Last summer, I was in Acts for my daily reading, and Acts 20:24 caught my attention. I wrote it on a note card, and it traveled around with me for a while. When I found free moments here and there, I would read through that verse and meditate on it. This passage records what the Apostle Paul said to the elders from Ephesus, when he knew he was seeing them for the last time:
And now, behold, I am going to Jerusalem, constrained by the Spirit, not knowing what will happen to me there, except that the Holy Spirit testifies to me in every city that imprisonment and afflictions await me. But I do not account my life of any value nor as precious to myself, if only I may finish my course and the ministry that I received from the Lord Jesus, to testify to the gospel of the grace of God.
I spent a lot of time thinking about what it meant to “not account my life of any value.” How does one live as if she does not consider her life as precious to herself? I feel like God gave me a picture of it, this week. Netflix has a show called Medal of Honor, which profiles men who have been awarded that highest of honors. The first two episodes I watched were about recipients who survived the actions for which they received the medal. Yet a common theme was that they each believed they would die. Feeling certain that they would not survive the battle, they were determined to use their last efforts and final actions in service to their country and their fellow soldiers. It seems that when a warrior believes he will not survive, his life is no longer of any account in his decision making, and he is able to act more boldly and daringly.
These men who acted heroically weren’t special forces commandos. They were soldiers who responded in an extraordinary manner to extreme situations. I noticed that there is a single word inscribed on the medals they received: Valor. Valor is defined by Webster’s as “boldness or determination in facing great danger.” I couldn’t help but spend time thinking about these men and the situations they faced. Then God shifted my thinking from the physical life to the spiritual life. It occurred to me that, as a follower of Christ, I should already be living as though I were dead.
Then Jesus told his disciples, “If anyone would come after me, let him deny himself and take up his cross and follow me. For whoever would save his life will lose it, but whoever loses his life for my sake will find it.”
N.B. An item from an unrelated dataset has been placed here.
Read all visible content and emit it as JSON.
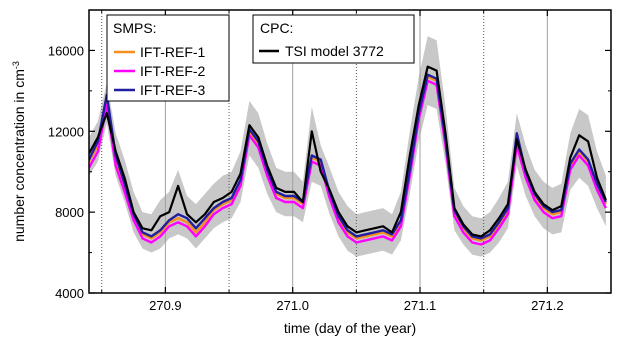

It took me a week to connect these thoughts back to Paul’s statement in Acts. I finally realized that to “not account [your] life of any value” means living as though your life is as good as over. And this should inspire boldness and determination to accomplish as much as possible in the time you have left. For soldiers it seems to come down to an effort to save the lives of their brothers in arms. For Paul, it was answering God’s call on his life to share the good news of Jesus Christ; it was saving souls. This is something that we are all called to do, wherever God has placed us.
When Jesus said, “If anyone would come after me, let him deny himself and take up his cross and follow me,” He meant that we must live as dead men walking. A man who carries his cross is carrying the instrument of his own execution to the appointed place. I think we like to look at that verse and imagine that our cross is whatever “burden” God has called us to bear. But Jesus wasn’t talking about burdens. He didn’t call people to “take up your burden and follow.” He told us, “My burden is light,” because Jesus isn’t a burden-giver. He is a burden-taker! But Jesus did call His followers to live as though their lives were over. This was how Paul and the other apostles lived, putting themselves in danger time and time again to share the Gospel of Jesus Christ.
I have been crucified with Christ. It is no longer I who live, but Christ who lives in me. And the life I now live in the flesh I live by faith in the Son of God, who loved me and gave himself up for me.
I feel certain that God is challenging me to live differently. These thoughts of my need to die to self come after a few months of God pointing out to me an area of disobedience. I sense that He is asking me to make significant changes in my life, but I don’t really know where to start. I think I need to find the boldness and determination in serving Him that come from not counting my life as precious to myself. I need to die to the selfish desires of sin and the things of the world, so I can live more fully for Christ. Living as though I am already dead should give me courage to serve God without concern for my own comfort or status. I’m not sure how this will go, but I’ll start with prayer and one step at a time.